Interest Rates Set to Slide? Bank of England Hints at Bold Cuts
- Sarah-Jayne Gratton
- Jul 3
- 2 min read
Bank of England (BoE) policymaker Alan Taylor has warned that the UK’s hoped‑for "soft landing" could be in jeopardy.

Speaking at the ECB summit in Portugal, he highlighted growing evidence of weaker demand and increasing trade disruptions.
According to Taylor, this raises the case for five interest‑rate cuts in 2025, rather than the four markets had anticipated, potentially taking Bank Rate down to around 2.25% by late 2026 in a downside scenario.
Taylor has backed rate reductions in five of his seven votes on the Monetary Policy Committee (MPC). These include a 0.5 percentage‑point cut in May and a 0.25‑point trim in June. He also flagged an “integer problem” – the MPC only meets eight times a year, which limits the precision of policy adjustments.
The Bank Rate currently (at the time of writing) stands at 4.25%, following the June decision, settled by a 6–3 MPC vote.
UK growth is slowing—GDP contracted by 0.3% in April, unemployment is nudging higher, and inflation remains elevated at 3.4% in May.

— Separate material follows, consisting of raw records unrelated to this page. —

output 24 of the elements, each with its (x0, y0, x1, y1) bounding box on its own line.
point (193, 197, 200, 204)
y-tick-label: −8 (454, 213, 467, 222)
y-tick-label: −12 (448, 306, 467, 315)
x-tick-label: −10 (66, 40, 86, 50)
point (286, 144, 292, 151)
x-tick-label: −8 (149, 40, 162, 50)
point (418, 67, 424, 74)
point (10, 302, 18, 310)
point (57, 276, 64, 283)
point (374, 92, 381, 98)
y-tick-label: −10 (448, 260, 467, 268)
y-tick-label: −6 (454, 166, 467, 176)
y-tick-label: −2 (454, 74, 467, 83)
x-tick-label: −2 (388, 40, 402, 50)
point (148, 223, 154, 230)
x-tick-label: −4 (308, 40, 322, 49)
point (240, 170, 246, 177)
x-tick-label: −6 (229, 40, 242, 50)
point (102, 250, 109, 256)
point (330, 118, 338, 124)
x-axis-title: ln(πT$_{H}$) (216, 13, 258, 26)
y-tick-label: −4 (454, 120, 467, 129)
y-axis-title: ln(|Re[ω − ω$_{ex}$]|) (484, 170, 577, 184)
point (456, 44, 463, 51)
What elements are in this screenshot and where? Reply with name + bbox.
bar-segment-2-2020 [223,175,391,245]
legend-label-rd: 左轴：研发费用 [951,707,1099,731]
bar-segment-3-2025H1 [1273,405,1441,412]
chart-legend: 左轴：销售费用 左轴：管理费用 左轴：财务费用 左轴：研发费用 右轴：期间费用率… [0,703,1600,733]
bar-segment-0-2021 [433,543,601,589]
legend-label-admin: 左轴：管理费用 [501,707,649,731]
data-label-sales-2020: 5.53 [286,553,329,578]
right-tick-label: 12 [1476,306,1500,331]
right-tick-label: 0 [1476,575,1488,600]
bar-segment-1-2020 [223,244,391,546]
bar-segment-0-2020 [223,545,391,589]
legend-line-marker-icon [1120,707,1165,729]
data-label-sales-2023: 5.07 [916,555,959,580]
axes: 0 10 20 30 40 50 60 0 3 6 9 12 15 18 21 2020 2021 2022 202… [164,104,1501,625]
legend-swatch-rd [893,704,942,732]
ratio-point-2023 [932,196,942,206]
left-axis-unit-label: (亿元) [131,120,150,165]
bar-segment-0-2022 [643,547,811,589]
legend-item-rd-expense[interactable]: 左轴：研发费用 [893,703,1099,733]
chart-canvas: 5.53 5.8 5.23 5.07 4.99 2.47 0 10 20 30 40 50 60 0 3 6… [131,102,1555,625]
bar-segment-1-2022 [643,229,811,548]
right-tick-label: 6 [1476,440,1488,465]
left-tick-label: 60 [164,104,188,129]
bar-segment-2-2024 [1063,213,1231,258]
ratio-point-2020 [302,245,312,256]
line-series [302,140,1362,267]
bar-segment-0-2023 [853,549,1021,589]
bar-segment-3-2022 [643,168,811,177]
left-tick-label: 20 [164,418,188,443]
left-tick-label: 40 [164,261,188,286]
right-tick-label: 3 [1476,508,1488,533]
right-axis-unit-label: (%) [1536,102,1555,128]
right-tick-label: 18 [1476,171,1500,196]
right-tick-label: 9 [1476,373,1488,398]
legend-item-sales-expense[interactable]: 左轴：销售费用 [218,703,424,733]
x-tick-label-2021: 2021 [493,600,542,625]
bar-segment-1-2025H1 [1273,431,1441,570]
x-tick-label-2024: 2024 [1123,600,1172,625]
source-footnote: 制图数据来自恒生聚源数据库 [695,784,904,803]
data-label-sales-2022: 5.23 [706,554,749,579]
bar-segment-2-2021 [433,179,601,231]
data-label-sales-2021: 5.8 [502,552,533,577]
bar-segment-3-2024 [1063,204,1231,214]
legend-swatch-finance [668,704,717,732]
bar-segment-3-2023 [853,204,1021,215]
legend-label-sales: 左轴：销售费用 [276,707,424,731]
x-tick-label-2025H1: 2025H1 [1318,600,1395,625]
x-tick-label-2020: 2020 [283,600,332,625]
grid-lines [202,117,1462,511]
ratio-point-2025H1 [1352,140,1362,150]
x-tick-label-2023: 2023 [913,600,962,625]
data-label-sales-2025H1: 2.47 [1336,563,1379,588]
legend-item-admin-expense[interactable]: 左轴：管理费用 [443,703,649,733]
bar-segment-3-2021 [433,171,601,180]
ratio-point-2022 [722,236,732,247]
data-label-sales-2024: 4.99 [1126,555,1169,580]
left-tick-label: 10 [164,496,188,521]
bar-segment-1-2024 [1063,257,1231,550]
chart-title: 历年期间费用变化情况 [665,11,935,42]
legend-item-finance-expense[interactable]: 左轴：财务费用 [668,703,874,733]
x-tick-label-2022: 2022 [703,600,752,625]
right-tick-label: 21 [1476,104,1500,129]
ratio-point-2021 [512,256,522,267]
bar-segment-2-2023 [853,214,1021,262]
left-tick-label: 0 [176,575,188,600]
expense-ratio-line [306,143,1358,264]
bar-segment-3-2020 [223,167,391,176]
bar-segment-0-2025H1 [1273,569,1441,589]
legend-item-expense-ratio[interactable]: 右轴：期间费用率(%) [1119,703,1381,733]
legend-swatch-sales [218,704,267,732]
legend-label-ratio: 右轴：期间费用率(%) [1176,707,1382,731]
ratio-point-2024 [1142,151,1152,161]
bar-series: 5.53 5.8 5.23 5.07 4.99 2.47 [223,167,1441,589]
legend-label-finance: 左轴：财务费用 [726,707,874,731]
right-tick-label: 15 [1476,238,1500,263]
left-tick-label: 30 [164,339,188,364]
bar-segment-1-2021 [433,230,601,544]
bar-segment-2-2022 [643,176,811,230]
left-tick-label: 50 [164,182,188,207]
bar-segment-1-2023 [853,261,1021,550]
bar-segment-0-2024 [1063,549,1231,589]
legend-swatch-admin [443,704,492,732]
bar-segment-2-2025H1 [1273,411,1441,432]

The BoE has emphasised a “gradual and careful” policy stance in response to persistent inflation and global uncertainty.
Outlook Ahead
Most economists expect two further quarter‑point cuts this year—one in August, another later in 2025—reducing rates to around 3.75%.
Taylor argues these forecasts fall short; he prefers a more assertive easing pathway with five cuts in 2025 to reach between 2.25–2.75% by late 2026.
Governor Andrew Bailey supports a cautious approach, highlighting labour‑market softness but warning that inflation dynamics and global risks, including energy prices and trade tensions, still weigh heavily.
Mortgages: Prospects for lower rates could ease monthly payments—but the MPC’s next moves will determine the timing.
Savings: While interest‑earning accounts may stay attractive in the short term, careful cuts may follow later in the year.
Business investment: A more accommodative policy could support hiring and capital spending—if inflation stays under control.
Taylor is clearly concerned that a gradual approach won’t be enough if downside risks materialise. With the next MPC decision due in August, all eyes are on whether the BoE will respond with swifter cuts—or hold back amid global uncertainties.